Durant la table ronde, le public s’est montré particulièrement intéressé par l’accompagnement délivré par le TDC en matière de diversification. Si celle-ci réussit, en effet, elle permet de diversifier les revenus des producteurs et maximise leurs chances d’obtenir des conditions de vie décentes pour eux et leurs familles. Comment choisir les produits à cultiver ? Comment analyser leur potentiel de commercialisation au regard des contraintes rencontrées par les coopératives et des spécificités du marché ? « Il convient de réaliser une étude de marché », insiste Dominique Derom, qui a accompagné le processus chez Yeyasso. « Quand la diversification nous a semblé opportune, nous avons examiné avec les dirigeants de la coopérative les différents axes possibles.
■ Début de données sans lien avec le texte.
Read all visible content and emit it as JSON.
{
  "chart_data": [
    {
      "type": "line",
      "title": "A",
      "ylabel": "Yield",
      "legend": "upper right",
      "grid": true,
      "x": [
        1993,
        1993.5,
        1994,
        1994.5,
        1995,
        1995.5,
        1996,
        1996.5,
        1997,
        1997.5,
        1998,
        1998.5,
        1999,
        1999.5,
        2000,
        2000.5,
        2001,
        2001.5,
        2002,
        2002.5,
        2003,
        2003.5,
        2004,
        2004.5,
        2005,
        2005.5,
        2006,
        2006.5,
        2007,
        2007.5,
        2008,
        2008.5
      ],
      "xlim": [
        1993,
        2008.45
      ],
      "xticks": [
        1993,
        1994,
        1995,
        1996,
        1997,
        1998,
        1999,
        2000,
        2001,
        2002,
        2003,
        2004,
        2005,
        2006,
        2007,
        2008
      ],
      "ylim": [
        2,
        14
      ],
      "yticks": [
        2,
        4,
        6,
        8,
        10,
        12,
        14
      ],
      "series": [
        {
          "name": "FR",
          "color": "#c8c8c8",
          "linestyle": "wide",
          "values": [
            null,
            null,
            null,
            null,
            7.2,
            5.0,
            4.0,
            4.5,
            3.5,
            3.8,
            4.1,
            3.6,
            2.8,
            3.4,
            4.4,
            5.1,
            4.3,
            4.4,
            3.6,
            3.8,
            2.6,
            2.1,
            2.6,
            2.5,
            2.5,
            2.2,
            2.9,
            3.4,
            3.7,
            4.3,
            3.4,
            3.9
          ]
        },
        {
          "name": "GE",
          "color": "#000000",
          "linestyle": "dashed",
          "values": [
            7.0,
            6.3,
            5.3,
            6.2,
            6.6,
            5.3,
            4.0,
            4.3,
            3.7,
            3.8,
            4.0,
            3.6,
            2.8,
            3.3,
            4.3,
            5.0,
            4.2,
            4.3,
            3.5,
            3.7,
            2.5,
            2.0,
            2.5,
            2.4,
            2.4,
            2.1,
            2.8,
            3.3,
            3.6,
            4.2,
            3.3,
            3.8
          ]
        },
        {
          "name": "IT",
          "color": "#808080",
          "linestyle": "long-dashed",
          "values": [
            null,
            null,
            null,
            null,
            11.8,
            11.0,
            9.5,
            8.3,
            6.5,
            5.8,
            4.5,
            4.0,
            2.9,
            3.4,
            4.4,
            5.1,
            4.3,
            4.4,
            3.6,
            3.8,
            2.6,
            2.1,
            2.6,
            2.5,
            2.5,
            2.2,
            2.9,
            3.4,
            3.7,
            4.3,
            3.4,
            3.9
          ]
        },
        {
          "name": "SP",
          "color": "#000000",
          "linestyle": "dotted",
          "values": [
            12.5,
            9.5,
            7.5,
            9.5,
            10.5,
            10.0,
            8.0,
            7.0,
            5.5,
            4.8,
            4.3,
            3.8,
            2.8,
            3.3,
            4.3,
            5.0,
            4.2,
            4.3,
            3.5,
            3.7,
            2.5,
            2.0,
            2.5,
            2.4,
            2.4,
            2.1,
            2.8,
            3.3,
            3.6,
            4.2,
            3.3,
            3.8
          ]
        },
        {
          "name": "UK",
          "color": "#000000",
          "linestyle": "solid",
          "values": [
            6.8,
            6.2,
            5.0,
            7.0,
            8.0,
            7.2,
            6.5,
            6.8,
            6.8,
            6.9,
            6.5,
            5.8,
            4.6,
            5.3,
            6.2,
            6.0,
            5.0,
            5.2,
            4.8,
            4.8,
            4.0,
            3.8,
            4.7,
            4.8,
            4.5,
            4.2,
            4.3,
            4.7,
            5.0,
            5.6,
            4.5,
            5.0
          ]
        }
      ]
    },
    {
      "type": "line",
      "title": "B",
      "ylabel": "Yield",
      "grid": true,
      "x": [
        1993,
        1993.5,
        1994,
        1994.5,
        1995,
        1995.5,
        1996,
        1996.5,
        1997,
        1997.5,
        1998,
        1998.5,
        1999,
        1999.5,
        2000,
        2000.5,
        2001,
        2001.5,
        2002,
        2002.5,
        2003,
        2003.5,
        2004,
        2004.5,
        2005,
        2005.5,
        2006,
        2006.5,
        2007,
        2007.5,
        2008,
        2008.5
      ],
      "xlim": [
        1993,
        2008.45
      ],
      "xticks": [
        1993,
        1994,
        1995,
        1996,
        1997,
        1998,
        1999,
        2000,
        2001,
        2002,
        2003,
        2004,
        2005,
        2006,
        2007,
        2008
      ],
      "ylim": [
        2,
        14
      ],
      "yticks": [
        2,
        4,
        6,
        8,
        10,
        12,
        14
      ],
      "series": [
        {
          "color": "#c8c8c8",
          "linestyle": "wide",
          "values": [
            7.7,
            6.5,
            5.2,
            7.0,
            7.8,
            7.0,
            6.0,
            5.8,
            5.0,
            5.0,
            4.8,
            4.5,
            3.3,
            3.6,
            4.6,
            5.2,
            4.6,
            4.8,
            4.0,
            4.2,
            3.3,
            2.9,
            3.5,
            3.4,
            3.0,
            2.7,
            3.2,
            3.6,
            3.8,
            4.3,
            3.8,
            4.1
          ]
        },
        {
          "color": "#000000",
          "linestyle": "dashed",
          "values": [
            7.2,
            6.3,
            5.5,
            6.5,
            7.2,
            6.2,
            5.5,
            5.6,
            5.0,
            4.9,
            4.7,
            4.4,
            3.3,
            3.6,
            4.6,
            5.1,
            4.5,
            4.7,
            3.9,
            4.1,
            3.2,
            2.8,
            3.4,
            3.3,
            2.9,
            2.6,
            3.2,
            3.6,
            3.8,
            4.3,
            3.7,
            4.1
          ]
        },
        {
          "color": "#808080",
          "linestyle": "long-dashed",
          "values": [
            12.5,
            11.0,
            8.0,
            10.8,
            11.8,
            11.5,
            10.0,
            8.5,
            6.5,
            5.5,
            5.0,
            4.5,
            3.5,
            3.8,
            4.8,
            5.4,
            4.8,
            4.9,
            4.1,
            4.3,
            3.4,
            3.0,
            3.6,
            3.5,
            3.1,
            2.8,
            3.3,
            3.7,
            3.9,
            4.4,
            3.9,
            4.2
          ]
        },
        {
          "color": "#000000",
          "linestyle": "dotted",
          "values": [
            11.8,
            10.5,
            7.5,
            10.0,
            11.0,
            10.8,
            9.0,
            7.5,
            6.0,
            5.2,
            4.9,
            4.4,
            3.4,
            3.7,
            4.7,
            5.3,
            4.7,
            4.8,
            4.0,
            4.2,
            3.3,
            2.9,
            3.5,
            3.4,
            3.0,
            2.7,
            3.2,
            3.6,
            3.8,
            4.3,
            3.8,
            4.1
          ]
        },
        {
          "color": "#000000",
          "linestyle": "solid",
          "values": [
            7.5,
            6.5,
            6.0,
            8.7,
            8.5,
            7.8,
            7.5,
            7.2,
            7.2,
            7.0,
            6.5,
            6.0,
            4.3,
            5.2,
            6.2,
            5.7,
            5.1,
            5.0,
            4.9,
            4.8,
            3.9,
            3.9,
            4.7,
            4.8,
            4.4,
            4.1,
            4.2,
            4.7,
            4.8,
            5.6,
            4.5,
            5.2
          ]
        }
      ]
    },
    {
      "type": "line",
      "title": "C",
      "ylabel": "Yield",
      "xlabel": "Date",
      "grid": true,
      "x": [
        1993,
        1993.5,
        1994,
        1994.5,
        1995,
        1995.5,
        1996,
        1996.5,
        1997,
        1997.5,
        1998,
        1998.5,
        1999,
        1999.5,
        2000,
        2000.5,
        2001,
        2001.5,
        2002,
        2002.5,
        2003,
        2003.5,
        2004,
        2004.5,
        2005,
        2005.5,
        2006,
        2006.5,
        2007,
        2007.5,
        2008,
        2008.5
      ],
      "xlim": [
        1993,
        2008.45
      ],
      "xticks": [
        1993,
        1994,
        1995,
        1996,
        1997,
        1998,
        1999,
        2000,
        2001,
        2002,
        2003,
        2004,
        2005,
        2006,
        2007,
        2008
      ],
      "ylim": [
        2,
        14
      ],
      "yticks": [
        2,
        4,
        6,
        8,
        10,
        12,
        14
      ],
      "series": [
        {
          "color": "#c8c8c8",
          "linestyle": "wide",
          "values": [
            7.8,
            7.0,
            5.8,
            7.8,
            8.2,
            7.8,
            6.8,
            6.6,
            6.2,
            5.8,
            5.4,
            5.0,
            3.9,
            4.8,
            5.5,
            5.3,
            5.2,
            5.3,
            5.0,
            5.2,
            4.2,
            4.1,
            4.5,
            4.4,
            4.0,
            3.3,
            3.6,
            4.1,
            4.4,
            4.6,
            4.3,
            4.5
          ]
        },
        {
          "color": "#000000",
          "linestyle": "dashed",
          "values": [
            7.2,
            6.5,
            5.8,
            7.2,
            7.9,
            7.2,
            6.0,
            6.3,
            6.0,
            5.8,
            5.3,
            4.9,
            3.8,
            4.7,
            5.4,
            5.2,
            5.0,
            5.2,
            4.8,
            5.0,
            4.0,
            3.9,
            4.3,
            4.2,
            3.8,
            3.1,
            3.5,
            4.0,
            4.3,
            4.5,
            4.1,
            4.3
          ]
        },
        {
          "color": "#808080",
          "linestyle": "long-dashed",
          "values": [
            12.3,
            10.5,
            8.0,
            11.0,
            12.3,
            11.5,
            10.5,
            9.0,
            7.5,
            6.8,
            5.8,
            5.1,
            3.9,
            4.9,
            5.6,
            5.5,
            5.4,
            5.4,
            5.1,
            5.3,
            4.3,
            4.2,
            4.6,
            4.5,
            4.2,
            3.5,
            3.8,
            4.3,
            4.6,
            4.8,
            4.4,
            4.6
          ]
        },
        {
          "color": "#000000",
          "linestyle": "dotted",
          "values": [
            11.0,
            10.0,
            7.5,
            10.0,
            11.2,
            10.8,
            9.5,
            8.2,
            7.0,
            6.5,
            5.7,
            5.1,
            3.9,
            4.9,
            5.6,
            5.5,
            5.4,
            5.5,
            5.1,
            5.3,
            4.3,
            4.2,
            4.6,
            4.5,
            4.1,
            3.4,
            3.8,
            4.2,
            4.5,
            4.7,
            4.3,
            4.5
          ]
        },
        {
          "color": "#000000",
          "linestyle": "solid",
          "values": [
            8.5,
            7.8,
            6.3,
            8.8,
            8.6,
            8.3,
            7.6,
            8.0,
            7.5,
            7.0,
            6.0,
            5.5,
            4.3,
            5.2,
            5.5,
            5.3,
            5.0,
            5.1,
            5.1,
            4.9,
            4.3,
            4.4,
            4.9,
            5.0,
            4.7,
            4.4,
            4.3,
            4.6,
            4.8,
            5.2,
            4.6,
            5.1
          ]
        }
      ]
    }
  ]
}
Nous avons aussi consulté les producteurs et leurs familles : leur avis est capital car ce sont eux qui vont cultiver les produits. Ensuite, nous avons pris contact avec des chefs de villages pour voir quels produits pourraient les intéresser. Certaines  populations préféraient le manioc, d’autres le riz, d’autres encore le maïs ou la volaille. Cette shortlist dressée, il restait à examiner les débouchés auprès de l’Agence Nationale d’Appui au Développement Rural. Toutes ces informations ont orienté le choix de Yeyasso de se lancer dans la culture du manioc et du riz, car cela répondait aux besoins des producteurs mais aussi du marché local, régional, voire international via le Burkina Faso »

Pour Christine Englebert, « Quand on aborde la diversification, la question à se poser, c’est de savoir si l’on souhaite développer un service aux membres ou si l’on cherche à renforcer la coopérative économiquement. Selon la réponse, la diversification va être très différente. Si on veut s’assurer que les producteurs qui ne vivent que du cacao aient une certaine autonomie alimentaire, aient accès toute l’année à d’autres types de revenus, alors on va favoriser du petit entrepreneuriat. Avec des groupements de membres, en introduisant des oranges, du manioc dans leurs plantations. Avec des groupements de femmes qui vont, notamment, travailler des produits comme le savon afin de les écouler localement sans être confrontées aux complexités d’un marché international ou d’un marché plus formalisé et afin d’enregistrer rapidement de petites rentrées. Si l’option est celle de la coopérative qui veut se diversifier pour se renforcer économiquement, alors, le challenge va être, par exemple, de combiner le cacao à une autre grande spéculation de la Côte d’Ivoire comme l’huile de palme ou l’hévéa. Quelle que soit l’option choisie, il serait illusoire de croire qu’une diversification se gère en un an ou deux. C’est vraiment un engagement que la coopérative doit prendre sur du très long terme ». Mais qui, intelligemment menée, peut lui offrir de belles perspectives de développement.